Tips for Better A/B Split Tests
As an email marketing vendor, we see a lot of email marketing best practices being used…and plenty more neglected due to lack of understanding.
The A/B split test may help optimize your email marketing campaigns, but is often an email best practice misunderstood by email marketers, so here’s a little refresher on how, why and when to do it…
An A/B split test, is comprised of 2 (or more) versions of an email where one thing is done differently. It could be the From name, subject line, headline, or an image. It might be the time of day or day of the week that you send. It might be the email design, the call to action, or the copy. (Just be sure to test only one element at a time, otherwise you won’t know what element was the one that worked better!)
In order to find out what works better in your email marketing program, you compare A to B by sending to portion of your audience (usually between 10% and 20%). Whichever performs better is the one to send to your remaining subscribers.
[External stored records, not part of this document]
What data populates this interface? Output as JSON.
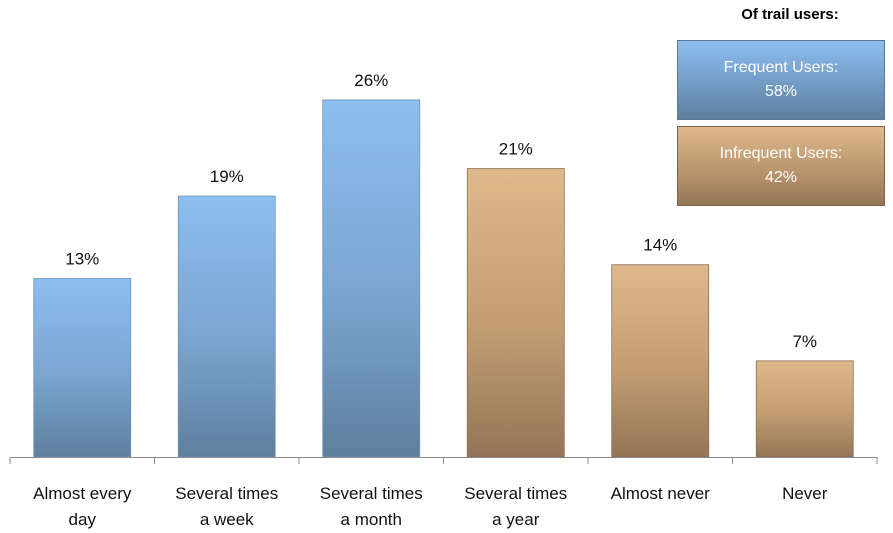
{
  "legend": {
    "title": "Of trail users:",
    "items": [
      {
        "label": "Frequent Users:",
        "value": "58%"
      },
      {
        "label": "Infrequent Users:",
        "value": "42%"
      }
    ]
  },
  "colors": {
    "frequent_top": "#8dbef0",
    "frequent_bottom": "#5f7f9d",
    "infrequent_top": "#deb98c",
    "infrequent_bottom": "#937558"
  },
  "chart_data": {
    "type": "bar",
    "categories": [
      [
        "Almost every",
        "day"
      ],
      [
        "Several times",
        "a week"
      ],
      [
        "Several times",
        "a month"
      ],
      [
        "Several times",
        "a year"
      ],
      [
        "Almost never"
      ],
      [
        "Never"
      ]
    ],
    "values": [
      13,
      19,
      26,
      21,
      14,
      7
    ],
    "data_labels": [
      "13%",
      "19%",
      "26%",
      "21%",
      "14%",
      "7%"
    ],
    "groups": [
      "frequent",
      "frequent",
      "frequent",
      "infrequent",
      "infrequent",
      "infrequent"
    ],
    "title": "",
    "xlabel": "",
    "ylabel": "",
    "ylim": [
      0,
      30
    ],
    "grid": false,
    "legend_position": "top-right"
  }
}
This is where we’ve seen some confusion on the part of marketers. They plan to do what I call an A/B/C test, comparing three (or more!) versions of an email. But then run out of time and instead of sending the different versions of the emails to only the small portion of their total list, they send out the versions to the whole list: A to one third, B to one third and C to the remaining third.
They might learn that one version performs better than the other, but guess what? They can’t use that information! They might learn that version C performs 300% better than the other two, but this knowledge does them no good because they can’t resend. And this knowledge could not only mean a loss in interest for some subscribers, but a loss in sales!
So what happens here? Lack of time. It’s important to note that these marketers are well intentioned and on the right track. Testing is a crucial part of any email marketing program. But by the time they’ve determined the test emails, a deadline is fast approaching and the time-sensitive emails simply cannot wait. They must be sent. So all are sent. And knowledge gained is useless knowledge. They’ll only learn something they can’t use on that campaign.
As with anything email, it is better to do it right and do it well.